Scalia and Garner object to the canon on the ground that its scope is vague. They play dumb about what “remedial legislation” could mean, asking: “Does any statute not seek to remedy an unjust or inconvenient situation?” This question misses the sense in which “remedial” is being used by the remedial-legislation canon. The term “remedial” is reserved for statutes that aim to solve broad problems in a comprehensive way (think workers’ comp, or Title VII or, dare I say it, the ACA). Contrast this with many other kinds of statutes. Some statutes (large parts of the UCC, for example) codify already-existing principles. Others (prohibitions against murder or theft or fraud) penalize timeless evils. Still others (traffic or zoning codes) set down rules primarily so that people can coordinate their behavior. None of these statutes is remedial in the canonical sense.
Now do courts sometimes have to make judgment calls about what counts as “remedial”? Sure. But most canons require judgment calls, as Scalia and Garner themselves admit.
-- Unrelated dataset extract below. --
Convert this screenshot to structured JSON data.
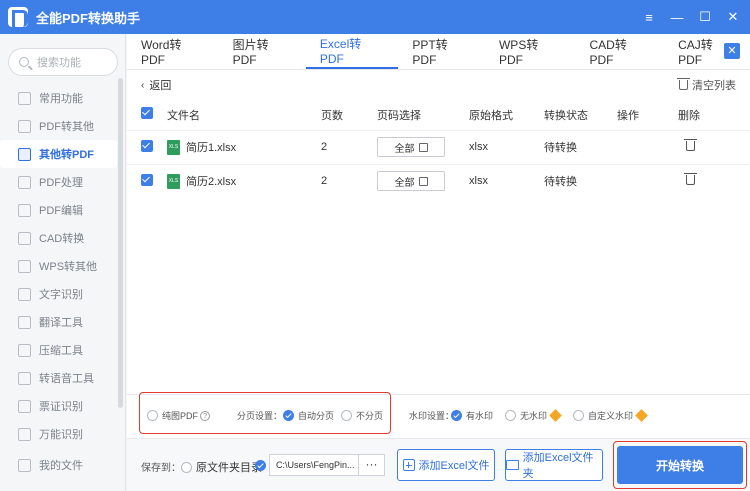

And to make the judgment calls that the remedial-legislation canon requires, courts can consult the body of case law built up around the canon.
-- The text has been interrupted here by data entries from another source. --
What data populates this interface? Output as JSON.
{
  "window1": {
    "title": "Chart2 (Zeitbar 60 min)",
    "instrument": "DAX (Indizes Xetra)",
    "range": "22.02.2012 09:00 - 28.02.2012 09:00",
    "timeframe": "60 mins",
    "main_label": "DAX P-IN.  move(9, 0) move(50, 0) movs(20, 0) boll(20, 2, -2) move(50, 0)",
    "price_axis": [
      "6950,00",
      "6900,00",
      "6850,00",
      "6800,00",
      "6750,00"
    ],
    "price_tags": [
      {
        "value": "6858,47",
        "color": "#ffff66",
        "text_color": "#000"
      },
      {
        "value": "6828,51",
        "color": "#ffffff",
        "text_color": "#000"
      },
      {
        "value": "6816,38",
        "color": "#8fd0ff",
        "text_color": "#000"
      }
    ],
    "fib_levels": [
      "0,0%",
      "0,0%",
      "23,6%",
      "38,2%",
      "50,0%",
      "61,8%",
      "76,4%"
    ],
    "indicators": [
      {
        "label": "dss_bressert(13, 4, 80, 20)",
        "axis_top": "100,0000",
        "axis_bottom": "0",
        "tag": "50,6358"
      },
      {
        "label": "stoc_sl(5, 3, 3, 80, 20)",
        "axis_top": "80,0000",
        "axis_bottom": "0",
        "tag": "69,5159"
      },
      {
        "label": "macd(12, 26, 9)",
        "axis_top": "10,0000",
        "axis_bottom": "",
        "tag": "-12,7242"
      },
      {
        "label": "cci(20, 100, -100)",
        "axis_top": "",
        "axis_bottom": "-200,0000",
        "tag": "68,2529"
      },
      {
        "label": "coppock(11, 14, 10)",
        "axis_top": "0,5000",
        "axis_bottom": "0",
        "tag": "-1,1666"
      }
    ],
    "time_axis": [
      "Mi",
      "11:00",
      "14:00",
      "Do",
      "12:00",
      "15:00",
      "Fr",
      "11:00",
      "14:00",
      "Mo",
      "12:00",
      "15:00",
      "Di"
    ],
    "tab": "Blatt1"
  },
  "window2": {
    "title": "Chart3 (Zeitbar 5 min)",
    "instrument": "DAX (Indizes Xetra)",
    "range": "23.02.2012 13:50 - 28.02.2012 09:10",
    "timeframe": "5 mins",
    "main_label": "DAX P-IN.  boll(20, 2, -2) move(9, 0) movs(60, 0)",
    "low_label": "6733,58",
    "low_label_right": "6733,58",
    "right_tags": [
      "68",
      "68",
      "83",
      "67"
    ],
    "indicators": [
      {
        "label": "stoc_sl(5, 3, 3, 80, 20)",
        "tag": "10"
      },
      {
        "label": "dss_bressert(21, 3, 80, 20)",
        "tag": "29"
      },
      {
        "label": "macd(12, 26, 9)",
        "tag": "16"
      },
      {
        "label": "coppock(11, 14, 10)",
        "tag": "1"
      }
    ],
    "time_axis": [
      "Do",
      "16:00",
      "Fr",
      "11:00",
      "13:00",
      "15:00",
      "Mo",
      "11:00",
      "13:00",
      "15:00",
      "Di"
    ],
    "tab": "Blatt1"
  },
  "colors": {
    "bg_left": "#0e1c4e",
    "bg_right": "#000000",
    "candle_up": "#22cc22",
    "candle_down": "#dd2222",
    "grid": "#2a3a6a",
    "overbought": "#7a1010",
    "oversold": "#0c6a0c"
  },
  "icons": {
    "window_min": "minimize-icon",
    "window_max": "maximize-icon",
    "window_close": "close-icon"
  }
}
Scalia and Garner also feign ignorance about what a “broad” reading could mean. But the cases that apply the remedial-legislation canon are quite clear about what it means: when a remedial statute is genuinely ambiguous, you pick the broader reading. That’s really not very mysterious. Here, the Sixth Circuit saw the statute as unambiguous, so there was no need to get to the remedial-legislation canon at all. This is poorly considered dictum.